Saat itu Shina terkejut mendengar pengurus itu memanggilnya dengan sebutan Nyonya. Apa dia mengira bahwa aku adalah istri Ryan? Kalau begitu Ryan tidak pernah sekali pun membawa Lena kemari, pikir Shina senang.
"Apa Bapak membutuhkan sesuatu? Akan saya panggilkan satu orang untuk membantu Bapak melayani Bapak disini." ucap pengurus itu kembali
"Tidak usah..!" tolak Ryan tiba-tiba
"Kami tidak akan lama disini." ucap Ryan kembali
"Baiklah, kalau begitu saya pamit dulu Pak.. Nya.. Kalau Bapak dan Nyonya butuh apa-apa, rumah saya ada diujung depan jalan itu.." sambil pengurus tersebut menunjukkan rumahnya melalu jendela kaca disana. Dan pengurus itu pun keluar dari Villa tersebut
Kemudian, Shina yang penasaran
"Apa kau tidak pernah mengajak Lena kemari? Sepertinya orang tadi salah mengira bahwa aku ini adalah istrimu.." ucap Shina tersenyum
"Bukannya tidak pernah membawanya kemari, tapi memang aku tidak pernah lagi kemari setelah beberapa tahun lamanya. Terakhir kali itu aku kemari waktu kita masih bersama dulu.." jawab Ryan
Shina kemudian tersenyum. Lalu dia berkata
"Senang sekali rasanya mengetahui bahwa ada sesuatu yang tidak Lena ketahui mengenai dirimu dan itu berhubungan denganku.. seperti lokasi Villa ini."
Saat itu terlihat ekspresi tidak biasa dari Ryan. Dia seperti cemas memikirkan sesuatu, hingga kemudian Shina
"Kalau kau ingin pulang karena merindukan istrimu, ya pulang saja.. Aku tidak keberatan kau meninggalkanku sendirian disini." ucap Shina yang membuat Ryan terkejut. Karena pada saat itu seolah Shina bisa membaca pikirannya.

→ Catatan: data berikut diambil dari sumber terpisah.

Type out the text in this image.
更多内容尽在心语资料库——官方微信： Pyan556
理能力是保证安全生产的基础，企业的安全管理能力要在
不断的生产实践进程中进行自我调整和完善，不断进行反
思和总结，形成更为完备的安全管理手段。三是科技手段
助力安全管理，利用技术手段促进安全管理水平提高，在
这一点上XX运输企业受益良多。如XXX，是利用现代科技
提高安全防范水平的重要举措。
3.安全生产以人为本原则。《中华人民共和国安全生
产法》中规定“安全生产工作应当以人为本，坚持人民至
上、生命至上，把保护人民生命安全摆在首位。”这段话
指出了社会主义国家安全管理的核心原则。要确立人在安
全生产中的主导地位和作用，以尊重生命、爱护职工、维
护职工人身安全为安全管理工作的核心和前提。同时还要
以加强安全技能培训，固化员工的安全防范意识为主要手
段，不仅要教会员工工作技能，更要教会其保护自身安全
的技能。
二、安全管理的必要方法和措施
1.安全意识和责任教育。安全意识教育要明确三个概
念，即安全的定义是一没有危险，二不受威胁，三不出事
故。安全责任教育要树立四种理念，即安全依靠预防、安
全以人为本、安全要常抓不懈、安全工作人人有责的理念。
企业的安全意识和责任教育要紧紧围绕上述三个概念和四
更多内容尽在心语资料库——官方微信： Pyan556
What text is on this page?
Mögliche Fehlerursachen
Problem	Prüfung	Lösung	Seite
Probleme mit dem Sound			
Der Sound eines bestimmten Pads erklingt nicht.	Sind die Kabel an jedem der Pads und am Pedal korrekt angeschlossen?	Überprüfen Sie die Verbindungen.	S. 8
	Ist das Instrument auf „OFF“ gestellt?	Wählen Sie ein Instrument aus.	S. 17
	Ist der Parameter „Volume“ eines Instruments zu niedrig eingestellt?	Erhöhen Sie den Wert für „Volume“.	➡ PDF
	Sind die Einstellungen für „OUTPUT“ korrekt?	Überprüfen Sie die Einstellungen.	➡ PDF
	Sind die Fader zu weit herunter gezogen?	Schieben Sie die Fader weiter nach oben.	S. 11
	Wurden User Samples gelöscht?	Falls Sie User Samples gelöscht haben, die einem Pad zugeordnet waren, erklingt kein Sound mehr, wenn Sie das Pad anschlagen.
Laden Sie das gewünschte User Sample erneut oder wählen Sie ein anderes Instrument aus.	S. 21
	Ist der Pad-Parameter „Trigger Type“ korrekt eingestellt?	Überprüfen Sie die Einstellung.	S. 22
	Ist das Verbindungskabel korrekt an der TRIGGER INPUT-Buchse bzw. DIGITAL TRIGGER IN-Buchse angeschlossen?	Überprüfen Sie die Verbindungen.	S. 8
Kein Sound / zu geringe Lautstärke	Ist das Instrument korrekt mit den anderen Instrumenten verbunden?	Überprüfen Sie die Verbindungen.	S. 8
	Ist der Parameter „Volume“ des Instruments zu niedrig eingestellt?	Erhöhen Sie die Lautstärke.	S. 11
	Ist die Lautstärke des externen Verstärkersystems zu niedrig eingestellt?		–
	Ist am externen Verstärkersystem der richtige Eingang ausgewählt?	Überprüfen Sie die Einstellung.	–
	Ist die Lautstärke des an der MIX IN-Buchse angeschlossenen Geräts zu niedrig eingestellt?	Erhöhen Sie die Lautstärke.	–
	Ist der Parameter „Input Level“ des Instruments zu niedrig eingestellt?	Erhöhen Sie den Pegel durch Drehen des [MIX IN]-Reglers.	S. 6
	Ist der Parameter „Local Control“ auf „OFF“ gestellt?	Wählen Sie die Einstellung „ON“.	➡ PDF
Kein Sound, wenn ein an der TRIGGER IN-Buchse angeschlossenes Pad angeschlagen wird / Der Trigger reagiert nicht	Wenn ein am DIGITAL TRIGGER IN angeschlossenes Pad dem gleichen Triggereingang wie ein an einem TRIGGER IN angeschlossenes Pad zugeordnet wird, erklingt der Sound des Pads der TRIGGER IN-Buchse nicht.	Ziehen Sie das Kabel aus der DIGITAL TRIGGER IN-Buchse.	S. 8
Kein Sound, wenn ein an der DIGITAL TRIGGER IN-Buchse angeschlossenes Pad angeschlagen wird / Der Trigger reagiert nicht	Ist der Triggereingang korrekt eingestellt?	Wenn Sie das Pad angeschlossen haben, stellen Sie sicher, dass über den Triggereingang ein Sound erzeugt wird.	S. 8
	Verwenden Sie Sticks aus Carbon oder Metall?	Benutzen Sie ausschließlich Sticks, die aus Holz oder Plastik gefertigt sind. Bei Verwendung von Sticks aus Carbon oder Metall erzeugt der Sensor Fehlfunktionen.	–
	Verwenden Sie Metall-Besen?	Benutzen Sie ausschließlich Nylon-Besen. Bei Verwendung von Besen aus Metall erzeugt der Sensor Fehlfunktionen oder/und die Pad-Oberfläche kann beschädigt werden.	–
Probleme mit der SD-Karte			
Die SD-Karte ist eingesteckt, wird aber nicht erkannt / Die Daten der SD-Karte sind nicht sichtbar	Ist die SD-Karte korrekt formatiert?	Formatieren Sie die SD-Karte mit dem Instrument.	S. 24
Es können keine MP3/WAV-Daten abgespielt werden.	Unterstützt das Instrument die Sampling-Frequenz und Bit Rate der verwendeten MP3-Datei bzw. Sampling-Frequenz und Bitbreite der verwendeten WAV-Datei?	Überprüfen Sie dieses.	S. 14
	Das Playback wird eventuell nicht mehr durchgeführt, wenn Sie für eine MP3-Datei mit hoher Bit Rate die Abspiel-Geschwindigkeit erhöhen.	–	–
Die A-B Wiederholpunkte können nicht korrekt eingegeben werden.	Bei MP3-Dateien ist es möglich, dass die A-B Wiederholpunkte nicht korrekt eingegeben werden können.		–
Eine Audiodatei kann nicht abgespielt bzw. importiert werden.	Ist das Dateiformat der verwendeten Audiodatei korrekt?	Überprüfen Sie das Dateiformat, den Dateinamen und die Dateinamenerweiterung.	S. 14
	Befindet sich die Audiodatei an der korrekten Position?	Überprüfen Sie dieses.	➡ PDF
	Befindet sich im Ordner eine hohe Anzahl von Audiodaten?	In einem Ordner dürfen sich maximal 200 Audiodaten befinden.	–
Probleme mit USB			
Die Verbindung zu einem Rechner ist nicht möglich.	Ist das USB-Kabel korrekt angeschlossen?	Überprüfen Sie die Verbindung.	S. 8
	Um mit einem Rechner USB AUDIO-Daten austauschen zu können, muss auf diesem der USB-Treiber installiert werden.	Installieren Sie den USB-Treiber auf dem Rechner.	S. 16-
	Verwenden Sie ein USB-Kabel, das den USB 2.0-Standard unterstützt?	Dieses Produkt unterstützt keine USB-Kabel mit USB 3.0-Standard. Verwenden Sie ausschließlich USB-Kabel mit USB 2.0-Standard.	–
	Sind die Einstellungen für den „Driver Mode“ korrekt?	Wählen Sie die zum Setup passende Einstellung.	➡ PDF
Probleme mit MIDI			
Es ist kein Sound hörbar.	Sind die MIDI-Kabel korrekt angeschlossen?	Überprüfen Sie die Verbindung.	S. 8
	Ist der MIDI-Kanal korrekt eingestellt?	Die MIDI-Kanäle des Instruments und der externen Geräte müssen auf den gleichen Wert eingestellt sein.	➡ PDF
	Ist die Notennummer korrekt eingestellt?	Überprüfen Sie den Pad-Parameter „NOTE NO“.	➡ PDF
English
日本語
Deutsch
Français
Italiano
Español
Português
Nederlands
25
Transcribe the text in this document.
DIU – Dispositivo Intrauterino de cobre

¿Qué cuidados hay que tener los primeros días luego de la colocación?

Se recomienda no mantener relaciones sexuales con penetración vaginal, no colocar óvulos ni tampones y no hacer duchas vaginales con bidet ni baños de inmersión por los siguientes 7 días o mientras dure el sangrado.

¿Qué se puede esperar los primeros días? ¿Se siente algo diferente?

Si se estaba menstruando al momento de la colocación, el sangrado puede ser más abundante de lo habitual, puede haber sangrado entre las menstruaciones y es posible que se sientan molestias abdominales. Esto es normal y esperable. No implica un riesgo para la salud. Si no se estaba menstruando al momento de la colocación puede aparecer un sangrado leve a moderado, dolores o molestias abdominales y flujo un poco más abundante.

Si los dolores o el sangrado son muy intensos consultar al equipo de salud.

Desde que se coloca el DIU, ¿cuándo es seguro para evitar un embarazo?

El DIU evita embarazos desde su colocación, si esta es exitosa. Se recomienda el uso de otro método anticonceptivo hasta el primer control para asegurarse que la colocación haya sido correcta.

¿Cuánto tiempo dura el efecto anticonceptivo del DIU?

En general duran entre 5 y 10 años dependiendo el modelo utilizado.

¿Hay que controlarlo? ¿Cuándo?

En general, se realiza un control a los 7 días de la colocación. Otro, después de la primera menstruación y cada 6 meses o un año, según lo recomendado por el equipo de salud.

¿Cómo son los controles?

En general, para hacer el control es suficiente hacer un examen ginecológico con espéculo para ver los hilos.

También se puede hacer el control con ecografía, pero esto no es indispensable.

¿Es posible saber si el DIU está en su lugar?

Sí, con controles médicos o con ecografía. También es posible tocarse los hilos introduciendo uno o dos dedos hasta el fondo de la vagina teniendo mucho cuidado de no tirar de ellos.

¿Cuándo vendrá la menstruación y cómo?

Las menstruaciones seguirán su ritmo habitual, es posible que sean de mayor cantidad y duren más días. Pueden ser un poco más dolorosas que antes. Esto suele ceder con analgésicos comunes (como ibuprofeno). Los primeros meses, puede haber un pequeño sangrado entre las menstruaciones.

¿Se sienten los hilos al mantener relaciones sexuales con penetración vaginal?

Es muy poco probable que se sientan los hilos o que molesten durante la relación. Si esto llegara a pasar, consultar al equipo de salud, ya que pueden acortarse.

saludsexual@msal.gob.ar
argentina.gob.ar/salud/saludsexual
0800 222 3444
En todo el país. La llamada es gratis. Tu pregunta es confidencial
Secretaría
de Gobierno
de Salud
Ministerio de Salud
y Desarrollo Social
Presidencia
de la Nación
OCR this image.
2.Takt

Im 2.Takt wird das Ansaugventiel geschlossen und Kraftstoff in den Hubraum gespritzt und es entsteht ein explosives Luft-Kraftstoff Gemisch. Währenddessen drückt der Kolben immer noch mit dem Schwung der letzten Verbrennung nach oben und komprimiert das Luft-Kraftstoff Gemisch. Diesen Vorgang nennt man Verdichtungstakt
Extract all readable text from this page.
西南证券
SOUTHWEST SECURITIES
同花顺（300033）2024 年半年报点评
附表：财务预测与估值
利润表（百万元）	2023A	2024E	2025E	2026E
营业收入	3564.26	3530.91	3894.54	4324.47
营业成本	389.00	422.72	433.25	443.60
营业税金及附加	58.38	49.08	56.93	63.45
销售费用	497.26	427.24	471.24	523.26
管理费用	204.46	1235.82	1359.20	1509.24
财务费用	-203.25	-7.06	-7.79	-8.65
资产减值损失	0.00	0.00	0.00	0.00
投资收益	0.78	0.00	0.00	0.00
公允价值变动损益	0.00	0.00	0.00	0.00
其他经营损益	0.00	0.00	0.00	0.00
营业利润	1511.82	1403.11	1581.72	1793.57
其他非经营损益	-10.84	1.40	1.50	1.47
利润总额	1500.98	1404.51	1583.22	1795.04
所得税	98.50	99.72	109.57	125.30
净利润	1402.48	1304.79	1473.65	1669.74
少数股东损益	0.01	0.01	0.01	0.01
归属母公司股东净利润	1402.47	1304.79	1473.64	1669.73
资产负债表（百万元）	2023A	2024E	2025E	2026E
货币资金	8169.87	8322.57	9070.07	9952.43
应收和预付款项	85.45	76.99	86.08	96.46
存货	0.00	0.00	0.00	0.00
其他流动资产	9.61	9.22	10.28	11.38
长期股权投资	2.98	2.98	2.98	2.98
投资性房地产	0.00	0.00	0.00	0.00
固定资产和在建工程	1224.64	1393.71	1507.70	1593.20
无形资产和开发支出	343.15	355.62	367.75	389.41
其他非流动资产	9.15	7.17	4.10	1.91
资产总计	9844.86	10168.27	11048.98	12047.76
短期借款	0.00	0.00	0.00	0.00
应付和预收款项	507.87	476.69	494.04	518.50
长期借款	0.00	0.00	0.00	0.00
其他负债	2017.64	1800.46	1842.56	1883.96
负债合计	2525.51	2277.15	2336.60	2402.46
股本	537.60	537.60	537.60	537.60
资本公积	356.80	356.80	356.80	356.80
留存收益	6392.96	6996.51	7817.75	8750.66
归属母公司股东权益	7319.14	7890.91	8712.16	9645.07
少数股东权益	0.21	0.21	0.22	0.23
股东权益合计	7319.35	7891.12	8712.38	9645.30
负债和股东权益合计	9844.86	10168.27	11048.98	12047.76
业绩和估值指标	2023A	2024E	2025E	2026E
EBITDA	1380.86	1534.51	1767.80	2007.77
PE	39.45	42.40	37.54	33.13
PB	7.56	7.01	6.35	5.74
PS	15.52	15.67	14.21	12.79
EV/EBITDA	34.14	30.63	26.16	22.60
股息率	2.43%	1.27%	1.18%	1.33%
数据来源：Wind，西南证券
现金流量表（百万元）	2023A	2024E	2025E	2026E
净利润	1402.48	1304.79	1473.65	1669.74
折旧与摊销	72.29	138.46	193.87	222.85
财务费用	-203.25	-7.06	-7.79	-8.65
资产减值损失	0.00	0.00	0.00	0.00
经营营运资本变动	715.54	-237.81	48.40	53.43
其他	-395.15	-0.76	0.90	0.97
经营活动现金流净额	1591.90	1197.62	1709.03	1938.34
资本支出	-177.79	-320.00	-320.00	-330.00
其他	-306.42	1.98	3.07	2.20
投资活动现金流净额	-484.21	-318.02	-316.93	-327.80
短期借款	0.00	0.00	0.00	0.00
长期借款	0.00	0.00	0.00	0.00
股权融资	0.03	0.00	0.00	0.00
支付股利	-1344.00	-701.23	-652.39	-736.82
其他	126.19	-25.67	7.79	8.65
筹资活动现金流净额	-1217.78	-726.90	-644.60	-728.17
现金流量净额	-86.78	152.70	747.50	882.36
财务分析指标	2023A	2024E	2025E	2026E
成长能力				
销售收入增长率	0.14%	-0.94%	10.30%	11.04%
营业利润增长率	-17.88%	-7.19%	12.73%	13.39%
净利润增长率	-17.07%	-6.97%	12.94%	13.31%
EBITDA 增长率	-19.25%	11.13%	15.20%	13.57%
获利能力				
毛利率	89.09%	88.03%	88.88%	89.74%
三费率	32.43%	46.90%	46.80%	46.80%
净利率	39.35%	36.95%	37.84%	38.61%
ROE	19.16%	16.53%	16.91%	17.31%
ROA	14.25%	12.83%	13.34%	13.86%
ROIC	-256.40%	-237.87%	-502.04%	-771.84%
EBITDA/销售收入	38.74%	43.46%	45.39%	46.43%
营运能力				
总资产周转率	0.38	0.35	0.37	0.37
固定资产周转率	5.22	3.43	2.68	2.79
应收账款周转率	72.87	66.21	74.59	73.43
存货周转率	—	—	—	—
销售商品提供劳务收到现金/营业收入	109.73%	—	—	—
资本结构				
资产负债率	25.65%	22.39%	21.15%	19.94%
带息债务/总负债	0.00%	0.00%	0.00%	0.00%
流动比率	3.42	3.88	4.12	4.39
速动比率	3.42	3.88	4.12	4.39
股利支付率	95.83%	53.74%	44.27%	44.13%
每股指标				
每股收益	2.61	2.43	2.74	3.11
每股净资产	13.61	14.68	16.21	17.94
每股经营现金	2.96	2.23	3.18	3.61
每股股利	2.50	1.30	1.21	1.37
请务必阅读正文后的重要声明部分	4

"Aku harap kau tidak keberatan jika aku tinggal disini untuk sementara waktu.. Aku tidak akan berbuat apapun, hanya ingin menenangkan diri sampai pikiranku benar-benar tenang dan aku bisa kembali fokus bekerja.." ucap Shina kembali
Ryan kemudian mendekat ke arah Shina dan memastikannya sekali lagi.
"Kau sungguh tidak apa-apa disini sendirian?"
"Iya.. " jawab Shina
"Tapi akan lebih baik lagi jika aku mempunyai seorang pelayan yang bisa melayaniku ketika aku berada disini.."
"Tidak masalah." jawab Ryan
"Aku akan meminta pengurus tadi untuk menyiapkan seorang pelayan untukmu disini.." Ryan menambahkan
Namun, saat Ryan hendak pamit, tiba-tiba terdengar suara guntur besar dan hujan deras pun turun. Tidak sampai disitu, bahkan listrik di Villa tersebut tiba-tiba juga padam. Shina yang memiliki phobia terhadap suara petir dan ruangan gelap langsung seketika itu memeluk Ryan. Dengan tubuh yang masih gemetaran karena ketakutan dia terus memeluk Ryan dengan sangat erat. Akhirnya berkat kejadian itu, Ryan tidak pulang semalaman dan menemani Shina di Villa itu sampai pagi hari. Terlihat mereka menempati ruangan kamar yang sama dan ranjang yang sama.